One of the most valuable experiences of my career, both professionally and personally, is my five years with Hubbard Street Dance Chicago’s Youth, Community, and Education Programs. Beyond the training and experience I gained as an educator, one of the most indispensable benefits of my work there was the opportunity to engage with an immensely diverse range of populations. Teaching in studios and classrooms across the city of Chicago, I learned how to relate to students from a wide range of socio-economic and cultural backgrounds, as well as students with diverse abilities through Hubbard Street’s Adaptive Dance Programs – working with adults with Parkinson’s and children with Autism. No matter what background my students are coming from, I have learned how to be sensitive and aware, while also making sure that dance is what unites us. As a result of these experiences, and as I continue to work to dismantle my own implicit biases, I now make it a priority to create inclusive spaces in both my teaching and my creative processes, and to amplify historically marginalized voices and contributors to the field of dance.            

 In teaching, my first priority is always the environment I create. I make a point of creating an open, inclusive, supportive community, setting clear expectations for our classroom values and participation, taking time to get to know my students, modeling compassion and encouragement, and inviting my students to bring their whole selves – their full identities – with them into the room. During my time at St. Lawrence University, this prioritization within my classroom has proved essential, as I have had the privilege to teach many students belonging to the LGBTQIA+ community. In particular, I’ve had the opportunity to partner with multiple transgender students who were navigating experiences of gender dysphoria triggered by different aspects of dancing, collaboratively developing ways for them to modify triggering movements so they could still participate fully and safely in both class and performance. Beyond the classroom environment, I also seek and take every opportunity to amplify marginalized voices, particularly voices of color, within the content of my course. Every jazz course I teach starts on day one by acknowledging and learning about the form’s roots in the African Diaspora, and the history of how it arrived to its current form. My jazz students have studied the work of artists such as Katherine Dunham and Pepsi Bethel, and analyzed works of jazz dance through the lens of Patricia Cohen’s “Jazz Dance as a Continuum”[1]. My modern and ballet students have researched the contributions of women and people of color across the history of the forms, as well as analyzed both the good and the problematic within these histories and contributors to the field. Across genres, in community, context, and content, diversity is something I value and prioritize within my work as an educator.             

In my creative process, I prioritize diversity by empowering and focusing on the voices in the room. I work collaboratively, inviting my dancers to draw from their own experiences and identities, exploring the themes of the work through their own lens, and making a product that is unique to them. Through my research investigating empathy and connection, I have learned that real connection is found through fostering the individual and the specific when creating, rather than zooming out to the general or “universal.” My mission as an artist is to cultivate such connection, and if possible, empathy, creating opportunities for connection across barriers of difference – in identity, experience, race, ethnicity etc. This work starts in process in the studio, with hope that it translates to an experience with an audience through performance. Whenever possible, I try to invite diverse voices into the room, and to cultivate an environment where we all – including myself – feel safe to create within the full expression of who we are.             

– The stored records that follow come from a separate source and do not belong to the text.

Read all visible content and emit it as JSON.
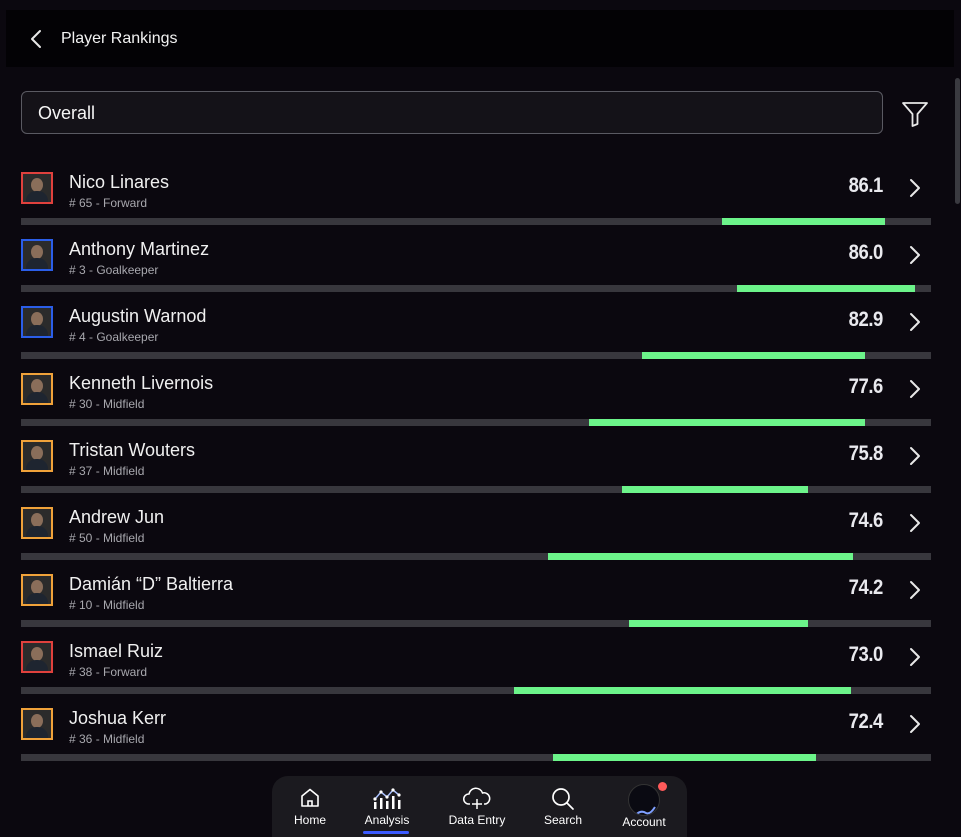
{
  "header": {
    "title": "Player Rankings"
  },
  "filter": {
    "selected": "Overall"
  },
  "players": [
    {
      "name": "Nico Linares",
      "sub": "# 65 - Forward",
      "score": "86.1",
      "border": "#e0413d",
      "bar_start": 0.77,
      "bar_end": 0.95
    },
    {
      "name": "Anthony Martinez",
      "sub": "# 3 - Goalkeeper",
      "score": "86.0",
      "border": "#2b5ee8",
      "bar_start": 0.787,
      "bar_end": 0.982
    },
    {
      "name": "Augustin Warnod",
      "sub": "# 4 - Goalkeeper",
      "score": "82.9",
      "border": "#2b5ee8",
      "bar_start": 0.682,
      "bar_end": 0.928
    },
    {
      "name": "Kenneth Livernois",
      "sub": "# 30 - Midfield",
      "score": "77.6",
      "border": "#f0a23a",
      "bar_start": 0.624,
      "bar_end": 0.928
    },
    {
      "name": "Tristan Wouters",
      "sub": "# 37 - Midfield",
      "score": "75.8",
      "border": "#f0a23a",
      "bar_start": 0.66,
      "bar_end": 0.865
    },
    {
      "name": "Andrew Jun",
      "sub": "# 50 - Midfield",
      "score": "74.6",
      "border": "#f0a23a",
      "bar_start": 0.579,
      "bar_end": 0.914
    },
    {
      "name": "Damián “D” Baltierra",
      "sub": "# 10 - Midfield",
      "score": "74.2",
      "border": "#f0a23a",
      "bar_start": 0.668,
      "bar_end": 0.865
    },
    {
      "name": "Ismael Ruiz",
      "sub": "# 38 - Forward",
      "score": "73.0",
      "border": "#e0413d",
      "bar_start": 0.542,
      "bar_end": 0.912
    },
    {
      "name": "Joshua Kerr",
      "sub": "# 36 - Midfield",
      "score": "72.4",
      "border": "#f0a23a",
      "bar_start": 0.585,
      "bar_end": 0.874
    }
  ],
  "colors": {
    "bar_fill": "#6cf48a",
    "bar_track": "#38373d",
    "nav_active": "#3b5bff",
    "notification": "#ff5a5a"
  },
  "nav": [
    {
      "label": "Home",
      "icon": "home-icon"
    },
    {
      "label": "Analysis",
      "icon": "analysis-icon",
      "active": true
    },
    {
      "label": "Data Entry",
      "icon": "cloud-add-icon"
    },
    {
      "label": "Search",
      "icon": "search-icon"
    },
    {
      "label": "Account",
      "icon": "account-avatar"
    }
  ]
}
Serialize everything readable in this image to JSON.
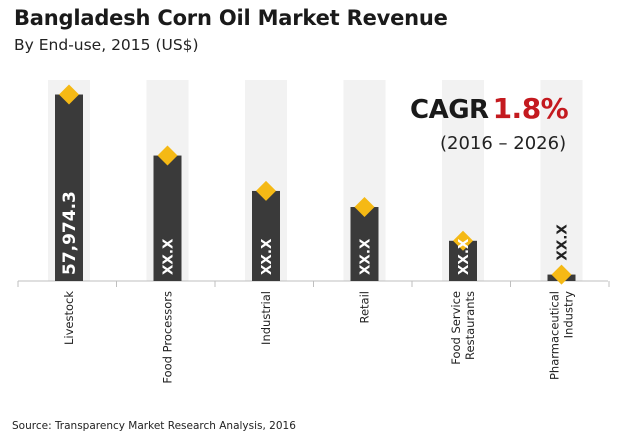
{
  "chart_data": {
    "type": "bar",
    "title": "Bangladesh Corn Oil Market Revenue",
    "subtitle": "By End-use, 2015 (US$)",
    "categories": [
      [
        "Livestock"
      ],
      [
        "Food Processors"
      ],
      [
        "Industrial"
      ],
      [
        "Retail"
      ],
      [
        "Food Service",
        "Restaurants"
      ],
      [
        "Pharmaceutical",
        "Industry"
      ]
    ],
    "values": [
      57974.3,
      39000,
      28000,
      23000,
      12500,
      2000
    ],
    "data_labels": [
      "57,974.3",
      "XX.X",
      "XX.X",
      "XX.X",
      "XX.X",
      "XX.X"
    ],
    "ylim": [
      0,
      60000
    ],
    "xlabel": "",
    "ylabel": "",
    "grid": false,
    "annotation": {
      "label": "CAGR",
      "value": "1.8%",
      "period": "(2016 – 2026)"
    },
    "source": "Source: Transparency Market Research Analysis, 2016"
  },
  "colors": {
    "bar": "#3a3a3a",
    "column_bg": "#f2f2f2",
    "marker": "#f5b915",
    "axis": "#bfbfbf",
    "cagr_value": "#c41a1f"
  }
}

Across all areas of my life, diversity, inclusion, and engagement with antiracist education are crucial values and objectives. Privileged to hold a position of influence, as an artist and an educator, I consider it my responsibility to do everything in my power to make the world, and the field of dance in particular, better and more inclusive for generations to come.


   [1] Cohen, Patricia. “‘Jazz Dance as a Continuum.’” Jazz Dance: a History of the Roots and Branches, by Lindsay Guarino and Wendy Oliver, University Press of Florida, 2015, pp. 3–7.